I called this the half-half philosophy because I've been caught in the same position many times, and many more so when I first started investing. The thought of investing for the long term seems pretty cool to many investors out there but when there are unrealized gains staring right in front of your screen, it seems pretty foolish not to be locking in those profits when you can.

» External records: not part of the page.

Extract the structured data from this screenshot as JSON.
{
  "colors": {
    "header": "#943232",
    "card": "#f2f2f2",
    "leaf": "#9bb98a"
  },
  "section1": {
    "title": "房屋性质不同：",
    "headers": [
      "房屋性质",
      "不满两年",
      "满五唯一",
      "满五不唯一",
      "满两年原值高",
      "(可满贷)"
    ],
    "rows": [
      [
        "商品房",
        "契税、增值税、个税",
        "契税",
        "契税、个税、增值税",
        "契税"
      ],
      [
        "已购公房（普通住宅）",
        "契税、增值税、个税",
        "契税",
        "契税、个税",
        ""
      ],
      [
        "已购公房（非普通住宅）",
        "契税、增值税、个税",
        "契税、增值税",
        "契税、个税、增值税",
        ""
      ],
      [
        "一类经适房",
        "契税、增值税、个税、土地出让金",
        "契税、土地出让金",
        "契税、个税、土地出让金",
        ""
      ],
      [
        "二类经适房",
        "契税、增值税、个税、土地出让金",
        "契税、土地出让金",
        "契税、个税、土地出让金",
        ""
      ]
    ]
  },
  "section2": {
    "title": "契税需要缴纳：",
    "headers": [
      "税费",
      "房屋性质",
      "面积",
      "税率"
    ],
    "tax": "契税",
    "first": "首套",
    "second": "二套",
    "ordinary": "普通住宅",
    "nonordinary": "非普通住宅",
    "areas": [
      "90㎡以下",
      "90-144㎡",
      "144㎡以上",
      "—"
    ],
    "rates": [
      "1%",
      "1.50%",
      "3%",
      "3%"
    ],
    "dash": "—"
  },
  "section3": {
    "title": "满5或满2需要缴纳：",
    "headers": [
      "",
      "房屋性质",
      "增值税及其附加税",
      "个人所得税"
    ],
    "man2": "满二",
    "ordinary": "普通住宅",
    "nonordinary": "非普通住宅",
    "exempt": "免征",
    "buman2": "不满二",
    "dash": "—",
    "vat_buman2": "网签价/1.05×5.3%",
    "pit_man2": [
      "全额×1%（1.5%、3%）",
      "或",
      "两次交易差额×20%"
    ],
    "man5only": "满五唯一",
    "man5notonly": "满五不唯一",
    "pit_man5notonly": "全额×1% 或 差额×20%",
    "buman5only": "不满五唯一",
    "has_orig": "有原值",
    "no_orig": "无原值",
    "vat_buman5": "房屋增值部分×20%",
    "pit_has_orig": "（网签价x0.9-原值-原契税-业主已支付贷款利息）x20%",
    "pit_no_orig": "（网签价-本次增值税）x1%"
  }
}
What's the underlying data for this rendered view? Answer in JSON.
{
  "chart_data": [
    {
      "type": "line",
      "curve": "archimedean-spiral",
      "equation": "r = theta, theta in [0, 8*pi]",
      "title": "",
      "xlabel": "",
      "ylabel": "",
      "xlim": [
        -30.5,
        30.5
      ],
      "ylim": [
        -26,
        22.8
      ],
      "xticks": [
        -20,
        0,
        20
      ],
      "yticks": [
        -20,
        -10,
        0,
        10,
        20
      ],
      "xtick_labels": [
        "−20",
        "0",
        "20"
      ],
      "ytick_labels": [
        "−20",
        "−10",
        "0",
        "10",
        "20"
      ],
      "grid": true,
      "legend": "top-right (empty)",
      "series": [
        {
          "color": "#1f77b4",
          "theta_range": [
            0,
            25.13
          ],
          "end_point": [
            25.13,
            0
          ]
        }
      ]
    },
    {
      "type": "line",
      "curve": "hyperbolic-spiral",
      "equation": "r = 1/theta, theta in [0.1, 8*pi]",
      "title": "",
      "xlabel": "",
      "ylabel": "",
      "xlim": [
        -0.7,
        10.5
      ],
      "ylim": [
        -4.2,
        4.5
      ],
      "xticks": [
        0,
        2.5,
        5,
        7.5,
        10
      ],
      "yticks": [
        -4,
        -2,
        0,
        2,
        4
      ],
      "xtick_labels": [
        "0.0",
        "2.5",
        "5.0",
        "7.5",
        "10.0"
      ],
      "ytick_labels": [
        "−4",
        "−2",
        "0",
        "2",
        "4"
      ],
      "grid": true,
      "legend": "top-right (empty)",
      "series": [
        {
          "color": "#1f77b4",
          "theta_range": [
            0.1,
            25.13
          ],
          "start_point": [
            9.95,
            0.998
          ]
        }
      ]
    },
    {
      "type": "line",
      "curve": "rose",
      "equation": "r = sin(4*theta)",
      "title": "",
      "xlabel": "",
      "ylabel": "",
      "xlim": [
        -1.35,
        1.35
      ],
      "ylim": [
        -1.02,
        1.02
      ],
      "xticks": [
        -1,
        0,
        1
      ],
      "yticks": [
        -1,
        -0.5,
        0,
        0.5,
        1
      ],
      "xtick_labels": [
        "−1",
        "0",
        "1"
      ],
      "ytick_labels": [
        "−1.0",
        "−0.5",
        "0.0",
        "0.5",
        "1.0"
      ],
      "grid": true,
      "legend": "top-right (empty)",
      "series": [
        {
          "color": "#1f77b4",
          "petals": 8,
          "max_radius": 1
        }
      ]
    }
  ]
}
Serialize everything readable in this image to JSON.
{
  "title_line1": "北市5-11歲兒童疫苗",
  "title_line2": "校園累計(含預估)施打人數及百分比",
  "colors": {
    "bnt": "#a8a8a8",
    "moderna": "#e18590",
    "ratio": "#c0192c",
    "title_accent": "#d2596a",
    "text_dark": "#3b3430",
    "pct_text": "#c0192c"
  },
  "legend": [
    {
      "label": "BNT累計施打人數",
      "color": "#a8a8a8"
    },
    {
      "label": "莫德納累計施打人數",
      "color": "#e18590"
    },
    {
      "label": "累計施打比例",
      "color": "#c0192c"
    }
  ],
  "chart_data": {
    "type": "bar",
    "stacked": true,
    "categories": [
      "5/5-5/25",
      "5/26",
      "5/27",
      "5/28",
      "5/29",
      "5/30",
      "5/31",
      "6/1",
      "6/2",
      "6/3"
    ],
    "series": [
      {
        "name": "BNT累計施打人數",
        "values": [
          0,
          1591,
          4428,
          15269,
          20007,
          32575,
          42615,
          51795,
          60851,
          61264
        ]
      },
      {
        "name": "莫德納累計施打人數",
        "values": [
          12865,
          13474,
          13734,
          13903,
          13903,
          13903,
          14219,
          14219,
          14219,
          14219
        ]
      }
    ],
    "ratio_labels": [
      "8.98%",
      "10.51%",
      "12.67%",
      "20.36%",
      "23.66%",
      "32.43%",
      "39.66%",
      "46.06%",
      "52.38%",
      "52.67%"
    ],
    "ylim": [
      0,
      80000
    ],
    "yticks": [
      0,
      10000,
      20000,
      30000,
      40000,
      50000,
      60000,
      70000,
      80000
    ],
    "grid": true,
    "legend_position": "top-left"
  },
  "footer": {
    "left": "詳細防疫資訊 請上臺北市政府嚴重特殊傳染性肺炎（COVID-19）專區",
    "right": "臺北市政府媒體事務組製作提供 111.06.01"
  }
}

To me, this is outright speculation and I've done it many rounds previously and and even now. Notice just how many times the word price is being mentioned and nothing about the fundamentals of the business or valuation is being mentioned. This strategy is definitely not wrong but just don't confuse them with investing.


Final Thoughts

In one of the books I'm reading right now in the "Intelligent Investor", Benjamin Graham defined the difference between investing and speculating this way:

"An Investment Operation is one in which, upon through fundamental analysis, promises the boundary of where valuations are defined, safety of principal is compromised and an adequate return is projected. Operations not meeting these requirements are speculative in nature."

Most of us are probably grown up to be able to make our own decisions. We can choose to play any strategy or games we like and that is our prerogative rights to do so. But having said that, we should do so with our eyes fully open and knowing the truth of the consequences. That is probably what investing in realities is all about.